Washington: A broken T. Rex tooth found in another dinosaur`s tail bone offers the first hard evidence that the king of all meat-eating beasts hunted live prey, US paleontologists said today.
Scientists have long debated whether the fossil record really proves the legendary Tyrannosaurus rex was a ferocious hunter or just a scavenger that feasted on carcasses of the dead.
Previous discoveries of dinosaur bones in the bellies of T. Rex fossils, and even T. Rex-shaped bites out of the tails of other dinosaurs, have strongly suggested that the late Cretaceous (66-100 million years ago) beast was a predator.
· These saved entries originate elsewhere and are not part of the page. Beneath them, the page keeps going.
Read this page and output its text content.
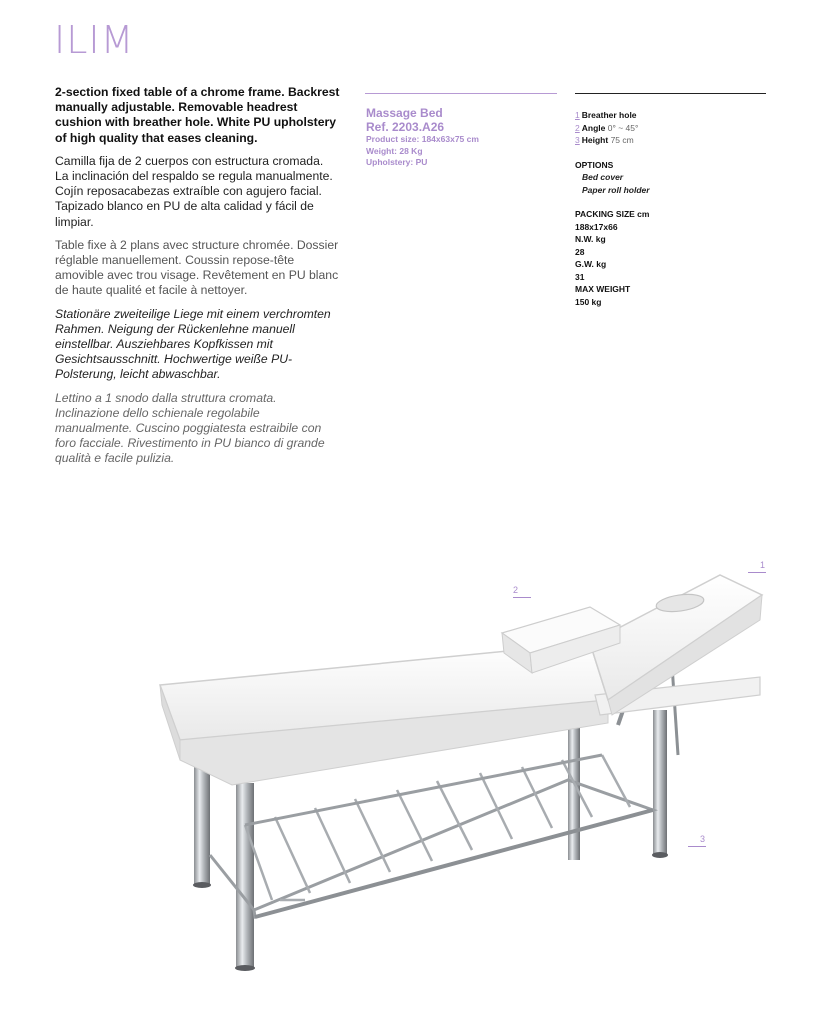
ILIM

2-section fixed table of a chrome frame. Backrest manually adjustable. Removable headrest cushion with breather hole. White PU upholstery of high quality that eases cleaning.

Camilla fija de 2 cuerpos con estructura cromada. La inclinación del respaldo se regula manualmente. Cojín reposacabezas extraíble con agujero facial. Tapizado blanco en PU de alta calidad y fácil de limpiar.

Table fixe à 2 plans avec structure chromée. Dossier réglable manuellement. Coussin repose-tête amovible avec trou visage. Revêtement en PU blanc de haute qualité et facile à nettoyer.

Stationäre zweiteilige Liege mit einem verchromten Rahmen. Neigung der Rückenlehne manuell einstellbar. Ausziehbares Kopfkissen mit Gesichtsausschnitt. Hochwertige weiße PU- Polsterung, leicht abwaschbar.

Lettino a 1 snodo dalla struttura cromata. Inclinazione dello schienale regolabile manualmente. Cuscino poggiatesta estraibile con foro facciale. Rivestimento in PU bianco di grande qualità e facile pulizia.

Massage Bed
Ref. 2203.A26
Product size: 184x63x75 cm
Weight: 28 Kg
Upholstery: PU
1 Breather hole
2 Angle 0° ~ 45°
3 Height 75 cm
OPTIONS
Bed cover
Paper roll holder
PACKING SIZE cm
188x17x66
N.W. kg
28
G.W. kg
31
MAX WEIGHT
150 kg
1
2
3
But paleontologists have not been able to rule out that T. rex was an opportunistic scavenger, and scientists say the latest research still cannot disprove that theory.
What researchers have described in the Proceedings of the National Academy of Sciences, a US journal, is the first discovery of a broken T. Rex tooth in another dinosaur bone -- in this case, in the vertebrae of a plant-eating hadrosaur.
"What we can tell from this without a shadow of a doubt is that a T. Rex engaged a living hadrosaur," said lead author Robert dePalma, of the Palm Beach Museum of Natural History in Florida.
"What this present specimen does is it helps to essentially recrown the king," he told AFP.
The bones were uncovered in 2007 in the Hell Creek Formation, a prominent dinosaur fossil field that spans parts of Montana and North and South Dakota.
Poking out of two fused vertebrae is a major chunk of a T. rex tooth -- a well-preserved crown 3.75 centimeters long.
T. Rex teeth were as big as bananas, and they could regrow any lost during their lifetimes, much like sharks do today, de Palma said.
The hadrosaur`s bone regrew over the injury, signifying that the creature escaped and healed, maybe even living for years afterward.
"The rarity of this piece is so extreme," said dePalma, who worked with co-authors at the University of Kansas and the Black Hills Institute of Geological Research in South Dakota.
"We never in a million years expected to find something that was this clear in the fossil record," he added.
But researchers said their analysis does not mean the reputed dino bully ate only living beasts -- it likely ate dead remains, too.
"Like most modern large predators, it almost certainly did also scavenge carcasses," said the study.